Stamper/fabricator E.J. Ajax & Sons, Fridley, MN, has implemented several energy-conservation measures, and also recycles all waste products including scrap metal, oil and leftover raw materials, as well as used light bulbs, office paper, beverage cans, batteries and used computers. The firm’s energy-conservation steps include installing high-efficiency lighting, turning down the thermostat, and installing motion-detecting light switches.
“Our green investments have resulted in a 15-percent reduction in water, gas and electricity,” says vice president Erick Ajax, “an annual savings of about $10,000. Our biggest benefit, though, will be the reduction in our carbon footprint to make parts for our customers. We’re confident a smaller carbon footprint is becoming much more important to many of our current customers and also will help us attract new customers.”
Keats Manufacturing Co., Wheeling, IL, completed similar projects, replacing its halide lights with new T-8 fluorescent lamps while receiving a $9000 credit toward the cost of the project. “Monthly energy savings equate to more than $1500,” says company president Wade Keats, “so payback for the project should be slightly more than 5 months. And, while we were at it, we installed motion sensors to the light switches where we could, since the T-8s take no time to warm up.”
Metal fabricator and stamper Laystrom Manufacturing, Chicago, IL, had been heating its 68,000-sq.-ft. 90-yr.-old building with a pair of oil-fired steam boilers that it converted to natural-gas use some 25 years ago. Replacing the boilers earlier this year with a new high-efficiency steam boiler improved efficiency by as much as 20 percent. The firm also installed high-efficiency aluminum windows that eliminated the use of portable heaters around the office, and allowed the firm to dial down the thermostat to reduce natural-gas consumption.

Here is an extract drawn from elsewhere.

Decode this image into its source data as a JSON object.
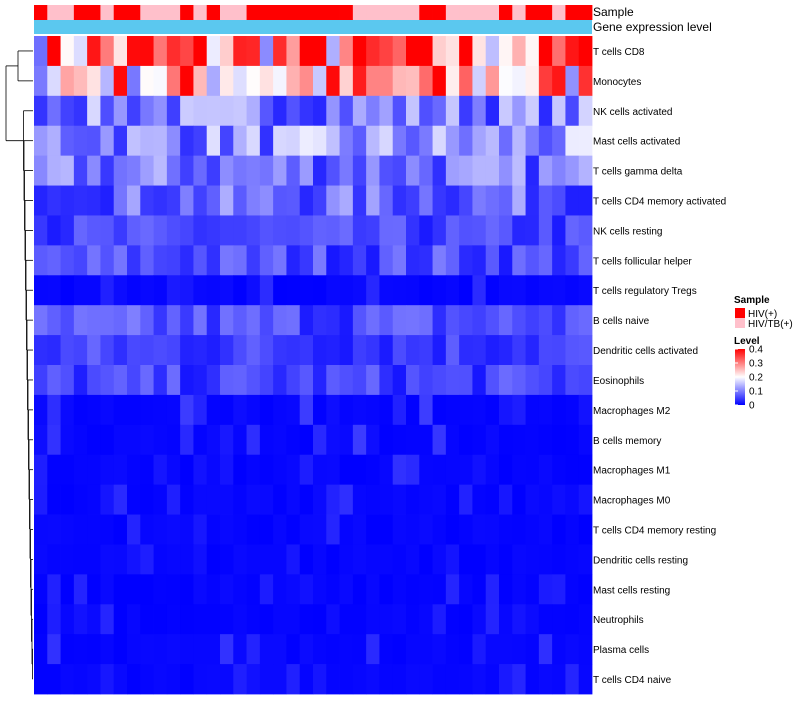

Finally, consider metal-service center Three D Metals in Valley City, OH, which just installed a 100-kW wind turbine to help power its 160,000-sq.-ft. facility. The unit will produce an estimated 200,000 kWh of annual renewable energy, more than 20 percent of the company’s energy needs. A Three D Metals’ spokesperson tells me that the initial cost for the project rang up at $500,000 and the firm received $350,000 from a tax credit combined with state and federal assistance. In all, Three D Metals estimates a payoff in 6 yr.; life expectancy of the turbine is 20 to 25 yr.